Arbuscular mycorrhizal fungi community analysis revealed the significant impact of arsenic in antimony- and arsenic-contaminated soil in three Guizhou regions

IntroductionThe lack of systematic investigations of arbuscular mycorrhizal fungi (AMF) community composition is an obstacle to AMF biotechnological applications in antimony (Sb)- and arsenic (As)-polluted soil. MethodsMorphological and molecular identification were applied to study the AMF community composition in Sb- and As-contaminated areas, and the main influencing factors of AMF community composition in Sb- and As-contaminated areas were explored.

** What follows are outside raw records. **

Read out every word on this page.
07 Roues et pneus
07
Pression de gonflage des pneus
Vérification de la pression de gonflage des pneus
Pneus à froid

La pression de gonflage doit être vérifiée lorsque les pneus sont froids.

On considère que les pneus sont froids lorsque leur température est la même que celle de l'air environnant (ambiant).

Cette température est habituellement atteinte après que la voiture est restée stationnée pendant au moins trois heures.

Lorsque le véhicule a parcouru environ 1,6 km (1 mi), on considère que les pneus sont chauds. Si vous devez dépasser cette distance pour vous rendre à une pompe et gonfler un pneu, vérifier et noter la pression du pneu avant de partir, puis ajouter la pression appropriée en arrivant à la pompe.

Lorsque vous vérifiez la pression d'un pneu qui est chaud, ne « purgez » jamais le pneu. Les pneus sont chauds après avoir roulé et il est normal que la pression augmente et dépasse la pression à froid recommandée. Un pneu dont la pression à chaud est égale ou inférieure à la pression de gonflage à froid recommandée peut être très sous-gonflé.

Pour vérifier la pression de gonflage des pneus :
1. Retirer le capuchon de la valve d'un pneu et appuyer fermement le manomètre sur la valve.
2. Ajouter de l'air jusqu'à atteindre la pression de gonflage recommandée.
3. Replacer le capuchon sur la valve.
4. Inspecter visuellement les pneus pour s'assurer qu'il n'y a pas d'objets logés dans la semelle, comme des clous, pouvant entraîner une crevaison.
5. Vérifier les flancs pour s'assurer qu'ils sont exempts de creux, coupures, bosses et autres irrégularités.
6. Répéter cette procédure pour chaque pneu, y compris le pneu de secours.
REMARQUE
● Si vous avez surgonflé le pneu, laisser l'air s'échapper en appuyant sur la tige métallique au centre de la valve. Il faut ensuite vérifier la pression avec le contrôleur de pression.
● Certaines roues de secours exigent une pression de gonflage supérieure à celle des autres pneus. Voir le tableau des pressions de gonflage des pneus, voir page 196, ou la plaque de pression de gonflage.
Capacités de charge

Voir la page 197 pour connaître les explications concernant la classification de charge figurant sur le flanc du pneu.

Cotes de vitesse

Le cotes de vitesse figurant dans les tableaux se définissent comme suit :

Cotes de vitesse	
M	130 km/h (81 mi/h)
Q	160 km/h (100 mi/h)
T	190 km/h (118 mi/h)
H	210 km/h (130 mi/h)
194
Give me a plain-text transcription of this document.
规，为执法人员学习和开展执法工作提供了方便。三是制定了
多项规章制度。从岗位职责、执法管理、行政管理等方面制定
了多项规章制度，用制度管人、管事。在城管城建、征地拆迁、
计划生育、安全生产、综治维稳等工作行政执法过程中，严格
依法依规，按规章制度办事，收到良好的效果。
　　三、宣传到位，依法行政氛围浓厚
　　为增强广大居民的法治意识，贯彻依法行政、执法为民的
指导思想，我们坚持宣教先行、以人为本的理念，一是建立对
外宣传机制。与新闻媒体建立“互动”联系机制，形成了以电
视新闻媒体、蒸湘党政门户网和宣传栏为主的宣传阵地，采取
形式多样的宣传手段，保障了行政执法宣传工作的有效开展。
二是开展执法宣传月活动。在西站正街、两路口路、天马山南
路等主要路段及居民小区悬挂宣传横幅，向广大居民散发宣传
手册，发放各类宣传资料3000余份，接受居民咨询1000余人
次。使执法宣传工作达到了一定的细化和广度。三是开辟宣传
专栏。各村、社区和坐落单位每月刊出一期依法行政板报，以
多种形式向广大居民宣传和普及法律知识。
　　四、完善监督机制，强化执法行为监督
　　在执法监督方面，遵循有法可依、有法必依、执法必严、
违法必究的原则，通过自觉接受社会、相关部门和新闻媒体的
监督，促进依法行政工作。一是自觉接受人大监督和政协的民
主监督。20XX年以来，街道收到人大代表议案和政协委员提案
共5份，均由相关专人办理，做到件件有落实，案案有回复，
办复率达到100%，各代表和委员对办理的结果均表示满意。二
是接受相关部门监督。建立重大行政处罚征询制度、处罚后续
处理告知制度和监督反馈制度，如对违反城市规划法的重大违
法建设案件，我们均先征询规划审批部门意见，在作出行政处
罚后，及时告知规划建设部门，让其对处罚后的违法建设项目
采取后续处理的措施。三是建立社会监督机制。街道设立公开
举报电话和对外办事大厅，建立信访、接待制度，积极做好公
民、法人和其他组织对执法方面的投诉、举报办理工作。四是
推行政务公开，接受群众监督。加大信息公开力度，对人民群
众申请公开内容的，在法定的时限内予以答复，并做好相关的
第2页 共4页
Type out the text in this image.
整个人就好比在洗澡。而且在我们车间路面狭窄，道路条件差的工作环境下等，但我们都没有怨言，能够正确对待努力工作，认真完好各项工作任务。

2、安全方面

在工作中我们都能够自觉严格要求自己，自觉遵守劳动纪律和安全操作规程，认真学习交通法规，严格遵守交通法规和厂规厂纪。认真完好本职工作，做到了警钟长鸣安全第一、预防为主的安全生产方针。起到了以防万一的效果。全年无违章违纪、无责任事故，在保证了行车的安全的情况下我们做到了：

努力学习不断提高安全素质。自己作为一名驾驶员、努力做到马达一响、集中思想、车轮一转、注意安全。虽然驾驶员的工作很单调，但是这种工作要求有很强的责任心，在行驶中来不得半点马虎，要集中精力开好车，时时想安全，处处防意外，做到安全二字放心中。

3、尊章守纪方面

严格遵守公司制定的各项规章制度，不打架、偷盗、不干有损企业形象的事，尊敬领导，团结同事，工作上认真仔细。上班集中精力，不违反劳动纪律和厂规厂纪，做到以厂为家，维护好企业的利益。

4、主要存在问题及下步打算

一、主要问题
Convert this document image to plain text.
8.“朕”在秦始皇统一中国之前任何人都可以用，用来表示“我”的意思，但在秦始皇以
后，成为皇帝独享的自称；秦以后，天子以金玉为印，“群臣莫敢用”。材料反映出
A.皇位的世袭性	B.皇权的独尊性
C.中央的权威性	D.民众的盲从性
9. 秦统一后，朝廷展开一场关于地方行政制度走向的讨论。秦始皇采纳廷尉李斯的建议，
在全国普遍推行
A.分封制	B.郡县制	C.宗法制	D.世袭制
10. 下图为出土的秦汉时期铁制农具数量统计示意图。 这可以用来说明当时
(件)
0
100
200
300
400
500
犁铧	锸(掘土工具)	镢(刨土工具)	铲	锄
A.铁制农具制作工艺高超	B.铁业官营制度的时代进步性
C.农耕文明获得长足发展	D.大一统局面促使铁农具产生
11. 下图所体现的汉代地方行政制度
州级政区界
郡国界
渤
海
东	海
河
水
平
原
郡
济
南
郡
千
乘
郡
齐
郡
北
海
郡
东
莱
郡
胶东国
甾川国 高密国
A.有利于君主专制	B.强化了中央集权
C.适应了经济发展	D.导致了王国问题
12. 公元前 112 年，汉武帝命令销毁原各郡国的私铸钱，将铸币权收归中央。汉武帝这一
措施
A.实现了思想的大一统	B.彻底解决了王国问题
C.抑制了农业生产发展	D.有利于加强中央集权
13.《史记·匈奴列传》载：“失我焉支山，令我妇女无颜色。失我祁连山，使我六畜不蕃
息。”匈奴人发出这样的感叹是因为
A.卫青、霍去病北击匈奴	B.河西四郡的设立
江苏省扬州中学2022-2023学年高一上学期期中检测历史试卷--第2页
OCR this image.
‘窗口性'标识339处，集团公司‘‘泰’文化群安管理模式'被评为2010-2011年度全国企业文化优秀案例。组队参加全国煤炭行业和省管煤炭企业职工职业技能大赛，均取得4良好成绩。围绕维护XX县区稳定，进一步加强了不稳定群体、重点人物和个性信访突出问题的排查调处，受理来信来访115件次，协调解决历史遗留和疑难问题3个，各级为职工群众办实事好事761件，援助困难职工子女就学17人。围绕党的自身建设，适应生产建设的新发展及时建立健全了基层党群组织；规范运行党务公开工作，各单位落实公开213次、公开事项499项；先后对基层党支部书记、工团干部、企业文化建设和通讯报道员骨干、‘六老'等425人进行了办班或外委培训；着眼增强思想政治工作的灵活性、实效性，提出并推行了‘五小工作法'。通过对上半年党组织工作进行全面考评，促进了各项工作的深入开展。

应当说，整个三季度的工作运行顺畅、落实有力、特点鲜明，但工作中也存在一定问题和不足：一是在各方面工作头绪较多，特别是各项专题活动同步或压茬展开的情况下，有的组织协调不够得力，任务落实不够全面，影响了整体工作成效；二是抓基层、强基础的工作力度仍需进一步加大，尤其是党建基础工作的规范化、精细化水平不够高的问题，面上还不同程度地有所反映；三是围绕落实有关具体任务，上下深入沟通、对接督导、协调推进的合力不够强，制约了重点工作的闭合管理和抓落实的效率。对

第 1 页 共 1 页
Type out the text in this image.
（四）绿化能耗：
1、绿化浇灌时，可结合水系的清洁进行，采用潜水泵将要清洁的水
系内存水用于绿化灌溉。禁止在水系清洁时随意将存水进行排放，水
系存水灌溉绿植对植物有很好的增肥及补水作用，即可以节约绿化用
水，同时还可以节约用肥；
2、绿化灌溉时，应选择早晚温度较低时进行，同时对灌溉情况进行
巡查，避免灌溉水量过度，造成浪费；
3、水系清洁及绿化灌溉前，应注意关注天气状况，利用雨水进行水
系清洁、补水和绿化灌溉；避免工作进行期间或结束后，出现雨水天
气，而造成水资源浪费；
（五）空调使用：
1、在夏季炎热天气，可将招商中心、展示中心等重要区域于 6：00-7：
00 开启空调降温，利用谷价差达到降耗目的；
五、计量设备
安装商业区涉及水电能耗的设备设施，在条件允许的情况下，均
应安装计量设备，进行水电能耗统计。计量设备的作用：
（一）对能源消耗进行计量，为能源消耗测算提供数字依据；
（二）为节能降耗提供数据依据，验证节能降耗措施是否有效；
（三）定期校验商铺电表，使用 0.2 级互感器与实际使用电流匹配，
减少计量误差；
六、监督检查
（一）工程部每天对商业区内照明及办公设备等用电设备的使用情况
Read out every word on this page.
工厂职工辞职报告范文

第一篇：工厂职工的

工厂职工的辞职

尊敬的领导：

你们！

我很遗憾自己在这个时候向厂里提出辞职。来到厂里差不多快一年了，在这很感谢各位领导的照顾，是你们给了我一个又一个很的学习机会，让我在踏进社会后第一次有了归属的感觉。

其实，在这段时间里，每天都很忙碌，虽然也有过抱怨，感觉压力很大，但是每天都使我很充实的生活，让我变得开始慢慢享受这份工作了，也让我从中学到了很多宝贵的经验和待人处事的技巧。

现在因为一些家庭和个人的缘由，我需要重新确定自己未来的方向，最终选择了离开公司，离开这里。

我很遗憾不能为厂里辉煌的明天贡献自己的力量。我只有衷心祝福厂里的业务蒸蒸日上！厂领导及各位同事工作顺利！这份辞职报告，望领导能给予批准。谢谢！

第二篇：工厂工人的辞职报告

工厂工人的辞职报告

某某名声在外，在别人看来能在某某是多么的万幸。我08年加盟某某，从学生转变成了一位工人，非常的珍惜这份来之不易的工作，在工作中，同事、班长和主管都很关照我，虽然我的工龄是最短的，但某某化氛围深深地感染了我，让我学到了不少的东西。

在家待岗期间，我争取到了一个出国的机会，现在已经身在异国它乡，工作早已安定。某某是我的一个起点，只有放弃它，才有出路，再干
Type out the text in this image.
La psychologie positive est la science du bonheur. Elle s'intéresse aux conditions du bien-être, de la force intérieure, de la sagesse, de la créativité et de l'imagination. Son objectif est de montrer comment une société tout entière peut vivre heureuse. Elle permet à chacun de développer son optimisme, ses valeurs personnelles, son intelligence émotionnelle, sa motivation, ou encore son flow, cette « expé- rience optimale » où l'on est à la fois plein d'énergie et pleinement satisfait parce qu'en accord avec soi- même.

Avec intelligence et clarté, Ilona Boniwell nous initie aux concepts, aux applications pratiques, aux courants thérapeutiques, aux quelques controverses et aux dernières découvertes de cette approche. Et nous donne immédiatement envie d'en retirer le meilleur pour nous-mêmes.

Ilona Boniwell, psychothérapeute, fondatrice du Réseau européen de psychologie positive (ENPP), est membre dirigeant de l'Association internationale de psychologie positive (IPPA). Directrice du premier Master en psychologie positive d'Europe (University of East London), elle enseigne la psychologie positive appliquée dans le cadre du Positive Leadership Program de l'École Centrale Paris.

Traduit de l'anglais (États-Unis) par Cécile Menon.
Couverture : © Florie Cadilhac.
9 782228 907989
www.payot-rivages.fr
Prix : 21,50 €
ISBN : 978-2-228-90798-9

Results(1) A total of 513,546 sequences were obtained, and the majority belonged to Glomeraceae [88.27%, 193 operational taxonomic units (OTUs)], followed by Diversisporaceae, Paraglomeraceae, Acaulosporaceae, Gigasporaceae, and Archaeosporaceae; (2) the affinity between AMF and plants was mainly related to plant species (F = 3.488, p = 0.022 < 0.050), which was not significantly correlated with the total Sb (TSb) and total As (TAs) in soil; (3) the AMF spore density was mainly related to the available nitrogen, available potassium, and total organic carbon; (4) The effect of soil nutrients on AMF community composition (total explanation: 15.36%) was greater than that of soil Sb and As content (total explanation: 5.80%); (5) the effect of TAs on AMF community composition (lambda = -0.96) was more drastic than that of TSb (lambda = -0.21), and the effect of As on AMF community composition was exacerbated by the interaction between As and phosphorus in the soil; and (6) Diversisporaceae was positively correlated with the TSb and TAs. DiscussionThe potential impact of As on the effective application of mycorrhizal technology should be further considered when applied to the ecological restoration of Sb- and As-contaminated areas.